Family selling some of their slaves
Nov. 3, 1858
George Washington Gordon was 50 years old when this was written.
George Washington Gordon died 3 years, 9 months, 16 days after writing it.
It was written 161 years, 16 days ago.
It was a Wednesday.
November 3, 1858
My Dear Son,
I wrote to your sister Mary yesterday. I also wrote to Jack last week. Your sister seemed a good deal concerned about my letting your Uncle Ed have Betsy. I am obliged to raise some money & therefore must dispose of some property. Your uncle proposed to buy Betsy & Molly and I agreed to let him have them--But if Jack has not gone, and your sisters would prefer to sell Sarah and her children & can find a purchaser right off, I will try & get off from the trade or will buy Betsy back again. I disliked to let her go very much but I knew it would be a good place for her, for your uncle is a good master. Or if your sisters can & will spare anyone else better, why, do so. But some of them will have to be parted with--And very soon.
I hope you all duly appreciate the importance of the necessity of our being industrious & energetic & curtailing all unnecessary expenses and being economical. If we will all do this--we can yet do well.

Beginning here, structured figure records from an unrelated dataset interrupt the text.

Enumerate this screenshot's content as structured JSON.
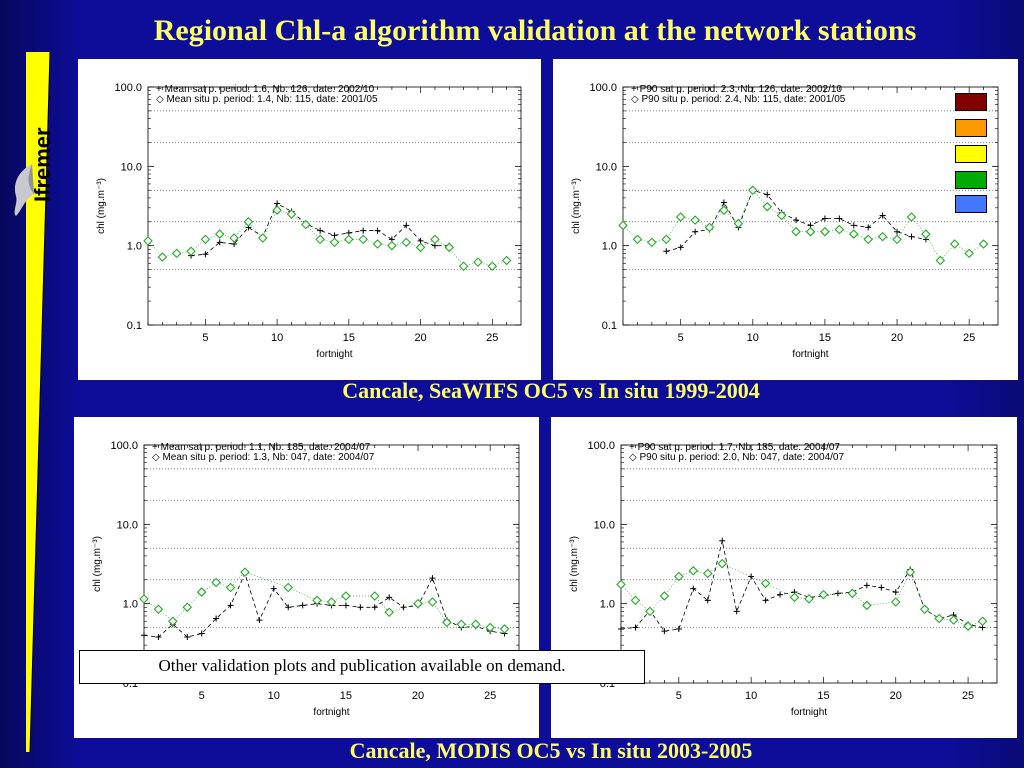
{
  "slide": {
    "title": "Regional Chl-a algorithm validation at the network stations",
    "caption_seawifs": "Cancale, SeaWIFS OC5 vs In situ 1999-2004",
    "caption_modis": "Cancale, MODIS OC5 vs In situ 2003-2005",
    "note": "Other validation plots and publication available on demand.",
    "logo_text": "Ifremer",
    "colors": {
      "background": "#0d0d9a",
      "title": "#ffff66",
      "sat": "#000000",
      "situ": "#22aa22"
    },
    "swatches": [
      "#800000",
      "#ff9900",
      "#ffff00",
      "#00aa00",
      "#4477ff"
    ]
  },
  "chart_data": [
    {
      "type": "scatter",
      "xlabel": "fortnight",
      "ylabel": "chl (mg.m⁻³)",
      "xlim": [
        1,
        27
      ],
      "ylim": [
        0.1,
        100
      ],
      "yscale": "log",
      "xticks": [
        "5",
        "10",
        "15",
        "20",
        "25"
      ],
      "yticks": [
        "0.1",
        "1.0",
        "10.0",
        "100.0"
      ],
      "legend": [
        "+  Mean sat p. period: 1.6, Nb: 126, date: 2002/10",
        "◇  Mean situ p. period: 1.4, Nb: 115, date: 2001/05"
      ],
      "series": [
        {
          "name": "Mean sat",
          "marker": "plus",
          "x": [
            4,
            5,
            6,
            7,
            8,
            9,
            10,
            11,
            12,
            13,
            14,
            15,
            16,
            17,
            18,
            19,
            20,
            21,
            22
          ],
          "y": [
            0.75,
            0.78,
            1.1,
            1.05,
            1.7,
            1.3,
            3.4,
            2.7,
            1.9,
            1.55,
            1.35,
            1.45,
            1.55,
            1.55,
            1.2,
            1.8,
            1.15,
            1.0,
            1.0
          ]
        },
        {
          "name": "Mean situ",
          "marker": "diamond",
          "x": [
            1,
            2,
            3,
            4,
            5,
            6,
            7,
            8,
            9,
            10,
            11,
            12,
            13,
            14,
            15,
            16,
            17,
            18,
            19,
            20,
            21,
            22,
            23,
            24,
            25,
            26
          ],
          "y": [
            1.15,
            0.72,
            0.8,
            0.85,
            1.2,
            1.4,
            1.25,
            2.0,
            1.25,
            2.8,
            2.5,
            1.85,
            1.2,
            1.1,
            1.2,
            1.2,
            1.05,
            1.0,
            1.1,
            0.95,
            1.2,
            0.95,
            0.55,
            0.62,
            0.55,
            0.65
          ]
        }
      ]
    },
    {
      "type": "scatter",
      "xlabel": "fortnight",
      "ylabel": "chl (mg.m⁻³)",
      "xlim": [
        1,
        27
      ],
      "ylim": [
        0.1,
        100
      ],
      "yscale": "log",
      "xticks": [
        "5",
        "10",
        "15",
        "20",
        "25"
      ],
      "yticks": [
        "0.1",
        "1.0",
        "10.0",
        "100.0"
      ],
      "legend": [
        "+  P90 sat p. period: 2.3, Nb: 126, date: 2002/10",
        "◇  P90 situ p. period: 2.4, Nb: 115, date: 2001/05"
      ],
      "series": [
        {
          "name": "P90 sat",
          "marker": "plus",
          "x": [
            4,
            5,
            6,
            7,
            8,
            9,
            10,
            11,
            12,
            13,
            14,
            15,
            16,
            17,
            18,
            19,
            20,
            21,
            22
          ],
          "y": [
            0.85,
            0.95,
            1.5,
            1.6,
            3.5,
            1.7,
            5.0,
            4.4,
            2.6,
            2.1,
            1.8,
            2.2,
            2.2,
            1.8,
            1.7,
            2.4,
            1.5,
            1.3,
            1.2
          ]
        },
        {
          "name": "P90 situ",
          "marker": "diamond",
          "x": [
            1,
            2,
            3,
            4,
            5,
            6,
            7,
            8,
            9,
            10,
            11,
            12,
            13,
            14,
            15,
            16,
            17,
            18,
            19,
            20,
            21,
            22,
            23,
            24,
            25,
            26
          ],
          "y": [
            1.8,
            1.2,
            1.1,
            1.2,
            2.3,
            2.1,
            1.7,
            2.8,
            1.9,
            5.0,
            3.1,
            2.4,
            1.5,
            1.5,
            1.5,
            1.6,
            1.4,
            1.2,
            1.3,
            1.2,
            2.3,
            1.4,
            0.65,
            1.05,
            0.8,
            1.05
          ]
        }
      ]
    },
    {
      "type": "scatter",
      "xlabel": "fortnight",
      "ylabel": "chl (mg.m⁻³)",
      "xlim": [
        1,
        27
      ],
      "ylim": [
        0.1,
        100
      ],
      "yscale": "log",
      "xticks": [
        "5",
        "10",
        "15",
        "20",
        "25"
      ],
      "yticks": [
        "0.1",
        "1.0",
        "10.0",
        "100.0"
      ],
      "legend": [
        "+  Mean sat p. period: 1.1, Nb: 185, date: 2004/07",
        "◇  Mean situ p. period: 1.3, Nb: 047, date: 2004/07"
      ],
      "series": [
        {
          "name": "Mean sat",
          "marker": "plus",
          "x": [
            1,
            2,
            3,
            4,
            5,
            6,
            7,
            8,
            9,
            10,
            11,
            12,
            13,
            14,
            15,
            16,
            17,
            18,
            19,
            20,
            21,
            22,
            23,
            24,
            25,
            26
          ],
          "y": [
            0.4,
            0.38,
            0.55,
            0.38,
            0.42,
            0.65,
            0.95,
            2.4,
            0.62,
            1.55,
            0.9,
            0.95,
            1.0,
            0.95,
            0.95,
            0.9,
            0.9,
            1.2,
            0.9,
            0.95,
            2.1,
            0.62,
            0.5,
            0.52,
            0.45,
            0.42
          ]
        },
        {
          "name": "Mean situ",
          "marker": "diamond",
          "x": [
            1,
            2,
            3,
            4,
            5,
            6,
            7,
            8,
            11,
            13,
            14,
            15,
            17,
            18,
            20,
            21,
            22,
            23,
            24,
            25,
            26
          ],
          "y": [
            1.15,
            0.85,
            0.6,
            0.9,
            1.4,
            1.85,
            1.6,
            2.5,
            1.6,
            1.1,
            1.05,
            1.25,
            1.25,
            0.78,
            1.0,
            1.05,
            0.58,
            0.55,
            0.55,
            0.5,
            0.48
          ]
        }
      ]
    },
    {
      "type": "scatter",
      "xlabel": "fortnight",
      "ylabel": "chl (mg.m⁻³)",
      "xlim": [
        1,
        27
      ],
      "ylim": [
        0.1,
        100
      ],
      "yscale": "log",
      "xticks": [
        "5",
        "10",
        "15",
        "20",
        "25"
      ],
      "yticks": [
        "0.1",
        "1.0",
        "10.0",
        "100.0"
      ],
      "legend": [
        "+  P90 sat p. period: 1.7, Nb: 185, date: 2004/07",
        "◇  P90 situ p. period: 2.0, Nb: 047, date: 2004/07"
      ],
      "series": [
        {
          "name": "P90 sat",
          "marker": "plus",
          "x": [
            1,
            2,
            3,
            4,
            5,
            6,
            7,
            8,
            9,
            10,
            11,
            12,
            13,
            14,
            15,
            16,
            17,
            18,
            19,
            20,
            21,
            22,
            23,
            24,
            25,
            26
          ],
          "y": [
            0.48,
            0.5,
            0.82,
            0.45,
            0.48,
            1.55,
            1.1,
            6.2,
            0.8,
            2.2,
            1.1,
            1.3,
            1.4,
            1.2,
            1.25,
            1.35,
            1.4,
            1.7,
            1.6,
            1.4,
            2.7,
            0.85,
            0.65,
            0.72,
            0.55,
            0.5
          ]
        },
        {
          "name": "P90 situ",
          "marker": "diamond",
          "x": [
            1,
            2,
            3,
            4,
            5,
            6,
            7,
            8,
            11,
            13,
            14,
            15,
            17,
            18,
            20,
            21,
            22,
            23,
            24,
            25,
            26
          ],
          "y": [
            1.75,
            1.1,
            0.8,
            1.25,
            2.2,
            2.6,
            2.4,
            3.2,
            1.8,
            1.2,
            1.15,
            1.3,
            1.35,
            0.95,
            1.05,
            2.5,
            0.85,
            0.65,
            0.62,
            0.52,
            0.6
          ]
        }
      ]
    }
  ]
}
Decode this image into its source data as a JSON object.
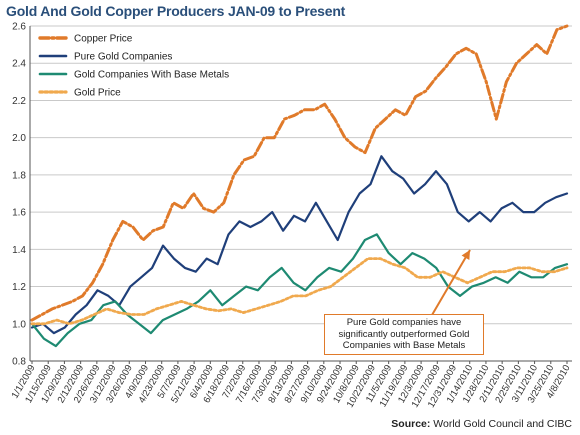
{
  "chart_data": {
    "type": "line",
    "title": "Gold And Gold Copper Producers JAN-09 to Present",
    "source_label": "Source:",
    "source_text": "World Gold Council and CIBC",
    "annotation": "Pure Gold companies have significantly outperformed Gold Companies with Base Metals",
    "ylim": [
      0.8,
      2.6
    ],
    "yticks": [
      "0.8",
      "1.0",
      "1.2",
      "1.4",
      "1.6",
      "1.8",
      "2.0",
      "2.2",
      "2.4",
      "2.6"
    ],
    "xtick_labels": [
      "1/1/2009",
      "1/15/2009",
      "1/29/2009",
      "2/12/2009",
      "2/26/2009",
      "3/12/2009",
      "3/26/2009",
      "4/9/2009",
      "4/23/2009",
      "5/7/2009",
      "5/21/2009",
      "6/4/2009",
      "6/18/2009",
      "7/2/2009",
      "7/16/2009",
      "7/30/2009",
      "8/13/2009",
      "8/27/2009",
      "9/10/2009",
      "9/24/2009",
      "10/8/2009",
      "10/22/2009",
      "11/5/2009",
      "11/19/2009",
      "12/3/2009",
      "12/17/2009",
      "12/31/2009",
      "1/14/2010",
      "1/28/2010",
      "2/11/2010",
      "2/25/2010",
      "3/11/2010",
      "3/25/2010",
      "4/8/2010"
    ],
    "grid": true,
    "legend_position": "top-left",
    "series": [
      {
        "name": "Copper Price",
        "color": "#e07a2a",
        "style": "dashdot",
        "values": [
          1.02,
          1.05,
          1.08,
          1.1,
          1.12,
          1.15,
          1.22,
          1.32,
          1.45,
          1.55,
          1.52,
          1.45,
          1.5,
          1.52,
          1.65,
          1.62,
          1.7,
          1.62,
          1.6,
          1.65,
          1.8,
          1.88,
          1.9,
          2.0,
          2.0,
          2.1,
          2.12,
          2.15,
          2.15,
          2.18,
          2.1,
          2.0,
          1.95,
          1.92,
          2.05,
          2.1,
          2.15,
          2.12,
          2.22,
          2.25,
          2.32,
          2.38,
          2.45,
          2.48,
          2.45,
          2.3,
          2.1,
          2.3,
          2.4,
          2.45,
          2.5,
          2.45,
          2.58,
          2.6
        ]
      },
      {
        "name": "Pure Gold Companies",
        "color": "#1f3f7a",
        "style": "solid",
        "values": [
          0.98,
          1.0,
          0.95,
          0.98,
          1.05,
          1.1,
          1.18,
          1.15,
          1.1,
          1.2,
          1.25,
          1.3,
          1.42,
          1.35,
          1.3,
          1.28,
          1.35,
          1.32,
          1.48,
          1.55,
          1.52,
          1.55,
          1.6,
          1.5,
          1.58,
          1.55,
          1.65,
          1.55,
          1.45,
          1.6,
          1.7,
          1.75,
          1.9,
          1.82,
          1.78,
          1.7,
          1.75,
          1.82,
          1.75,
          1.6,
          1.55,
          1.6,
          1.55,
          1.62,
          1.65,
          1.6,
          1.6,
          1.65,
          1.68,
          1.7
        ]
      },
      {
        "name": "Gold Companies With Base Metals",
        "color": "#1e8a72",
        "style": "solid",
        "values": [
          1.0,
          0.92,
          0.88,
          0.95,
          1.0,
          1.02,
          1.1,
          1.12,
          1.05,
          1.0,
          0.95,
          1.02,
          1.05,
          1.08,
          1.12,
          1.18,
          1.1,
          1.15,
          1.2,
          1.18,
          1.25,
          1.3,
          1.22,
          1.18,
          1.25,
          1.3,
          1.28,
          1.35,
          1.45,
          1.48,
          1.38,
          1.32,
          1.38,
          1.35,
          1.3,
          1.2,
          1.15,
          1.2,
          1.22,
          1.25,
          1.22,
          1.28,
          1.25,
          1.25,
          1.3,
          1.32
        ]
      },
      {
        "name": "Gold Price",
        "color": "#f0a94e",
        "style": "dotted",
        "values": [
          1.0,
          1.0,
          1.02,
          1.0,
          1.02,
          1.05,
          1.08,
          1.06,
          1.05,
          1.05,
          1.08,
          1.1,
          1.12,
          1.1,
          1.08,
          1.07,
          1.08,
          1.06,
          1.08,
          1.1,
          1.12,
          1.15,
          1.15,
          1.18,
          1.2,
          1.25,
          1.3,
          1.35,
          1.35,
          1.32,
          1.3,
          1.25,
          1.25,
          1.28,
          1.25,
          1.22,
          1.25,
          1.28,
          1.28,
          1.3,
          1.3,
          1.28,
          1.28,
          1.3
        ]
      }
    ]
  }
}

I hope, my son, that none of my children will indulge in any of the fashionable vices or dissipations with which you are surrounded. Remember there is but one road to honor and greatness and that is the road of virtue--and nothing can make you happy either in this life or the life to come, but a virtuous course of conduct based upon that wisdom which cometh from above. The pearl of great price is the religion of our Lord Jesus Christ. First seek the Kingdom of Heaven and all things necessary for your happiness will be added unto you. Wealth, my dear son, without an interest in a crucified Savior is but a poor semblance of happiness--Look at the boys & young men of wealth around you, see what lives many of them are leading & see to what ends they come and what misery they incase on themselves & their families. For instance, look at the McGuire boys--their father strove hard to make a fortune & did so, died & left his sons rich & every one of them became drunkards and all will probably fill drunkards’ graves. What an awful thought! Ponder well these things and determine to pursue the only wise & safe course, “To touch not, taste not, handle not.”
I wish if you have pluck enough to weather, board only a part of the house & if can be done soon that it could be attended to. I will come as soon as I can.
We have had some sickness here & I have also been waiting to see some money that was owing me, but I have not collected it yet. I want to carry your Mother & children when I go there for it is that I would like at all events to have one room weather boarded. Tell your Uncle Tom if he has no way of grinding his cane to feed it to the hogs & some seed from the sweetest stalks. Tell him also to make the pork hogs as fat as they can be made. I can’t send you the money you wish until I collect & it may be I will bring it. Write me immediately & give all the news. Your Mother joins me in love to all. Grandma Chicky, etc.